Victorian ReachTEL poll: 51-49 to Labor, and time running out for upper house reform
- Written by Adrian Beaumont, Honorary Associate, School of Mathematics and Statistics, University of Melbourne
A Victorian ReachTEL poll for The Age, conducted July 5 from a sample of 1,500, gave Labor a 51-49 lead. Primary votes were 39.4% Coalition, 35.4% Labor, 10.5% Greens, 3.6% One Nation, 2.8% Shooters and 3.5% undecided. The Victorian election will be held on November 24.
According to The Poll Bludger, if undecided voters were excluded, primary votes would be 40.8% Coalition, 36.7% Labor, 10.9% Greens and 3.7% One Nation. ReachTEL uses respondent allocation for its two party results, and this result is about the same as we would get using 2014 preference flows.

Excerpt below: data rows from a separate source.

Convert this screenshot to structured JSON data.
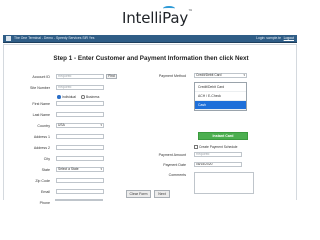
{
  "logo": {
    "text_main": "Intelli",
    "text_accent": "Pay",
    "tm": "™"
  },
  "topbar": {
    "title": "The One Terminal - Demo - Speedy Services SIR Yes",
    "user": "Login: sample.te",
    "logout": "Logout"
  },
  "step_title": "Step 1 - Enter Customer and Payment Information then click Next",
  "left_form": {
    "account_id": {
      "label": "Account ID",
      "placeholder": "Required",
      "button": "Find"
    },
    "site_number": {
      "label": "Site Number",
      "placeholder": "Required"
    },
    "customer_type": {
      "individual": "Individual",
      "business": "Business"
    },
    "first_name": {
      "label": "First Name"
    },
    "last_name": {
      "label": "Last Name"
    },
    "country": {
      "label": "Country",
      "value": "USA"
    },
    "address1": {
      "label": "Address 1"
    },
    "address2": {
      "label": "Address 2"
    },
    "city": {
      "label": "City"
    },
    "state": {
      "label": "State",
      "value": "Select a State"
    },
    "zip": {
      "label": "Zip Code"
    },
    "email": {
      "label": "Email"
    },
    "phone": {
      "label": "Phone"
    }
  },
  "right_form": {
    "payment_method": {
      "label": "Payment Method",
      "value": "Credit/Debit Card",
      "options": [
        "Credit/Debit Card",
        "ACH / E-Check",
        "Cash"
      ],
      "selected_option": "Cash"
    },
    "instant_card": "Instant Card",
    "schedule": {
      "label": "Create Payment Schedule"
    },
    "payment_amount": {
      "label": "Payment Amount",
      "placeholder": "Required"
    },
    "payment_date": {
      "label": "Payment Date",
      "value": "08/15/2020"
    },
    "comments": {
      "label": "Comments"
    }
  },
  "buttons": {
    "clear": "Clear Form",
    "next": "Next"
  },
  "colors": {
    "topbar": "#2f5d86",
    "accent": "#1e6fd9",
    "green": "#4caf50",
    "logo_accent": "#2e9ad6"
  }
}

Premier Daniel Andrews led Opposition Leader Matthew Guy by a narrow 50.6-49.4 margin as better Premier. ReachTEL’s forced choice better Premier/PM question tends to be more favourable to opposition leaders than polls that do not use a forced choice.

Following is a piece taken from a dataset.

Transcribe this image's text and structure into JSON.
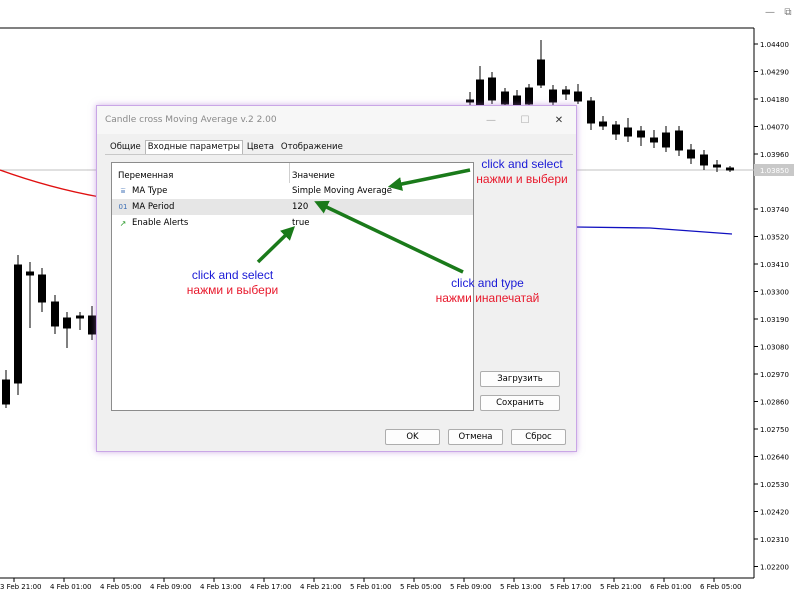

In other forced-choice questions, Guy edged Andrews by 50.1-49.9 on who voters thought was more trustworthy. The Coalition had a 50.8-49.2 lead over Labor on party best to handle Melbourne’s congestion, a 51.6-48.4 lead on managing Melbourne’s growing population, and a 55.8-44.2 lead on law and order. Labor was just ahead by 50.2-49.8 on cost-of-living.
The responses to these issue questions are not good for Labor, but this poll did not ask about health, the economy and education, which are likely to be significant issues in voting decisions.
This ReachTEL is the first Victorian poll since a mid-April Newspoll, which also had Labor ahead by 51-49. If there is no early federal election, the Coalition will still be in power federally by the time of the state election. State parties tend to do better when the opposite party is in power federally. As Labor has a poll lead, and this is its first term, Labor will probably win the state election.
Read more: Poll wrap: Labor's Newspoll lead narrows federally and in Victoria
All 40 upper house seats will be up for election at the state election. There are eight upper house regions that each return five members, so a quota is one-sixth of the vote, or 16.7%.
In early 2016, group voting tickets were abolished for the federal Senate, and in late 2017, they were abolished for the South Australian upper house. However, these tickets are still current electoral law in Victorian and Western Australian upper house elections.
Under group ticket voting, above-the-line voters cannot direct their own preferences. Instead, the party that receives a “1” vote controls that voter’s preferences. Votes can go to parties that are very different from the party that received the “1” vote.
The biggest problem with the group voting tickets is that the near 100% preference flows allow parties with negligible support to pass other parties, and then benefit from those parties’ preferences. At the 2014 state election, Vote 1 Local Jobs won the final seat in Western Victoria region on just 1.3% of the vote, or 0.08 quotas, a seat that should have gone to the Greens.
Read more: Proposed Senate electoral reform is essential
To direct their own preferences, votes must be cast below-the-line. It is easier to vote below-the-line in Victoria than in other jurisdictions, as only five numbered boxes are required for a formal vote.
New South Wales and South Australia now use optional above-the-line preferential voting. Voters are required to number “1”, and can continue with “2”, “3”, and so on if they wish. Votes will exhaust when there are no further preferences to allocate.
In the federal Senate, voters are told that six numbers are required above the line, but only one is needed for a formal vote. The reformed Senate voting system performed well at the July 2016 double dissolution election.
Read more: Further Senate results and analysis
There is no news regarding suggestions for electoral reform. I would be happy if Victoria adopted either the New South Wales or federal Senate models, but time is running out for electoral reform. Any proposal would need to pass both chambers of the Victorian parliament, likely needing bipartisan support. The final sitting day before the election is September 20.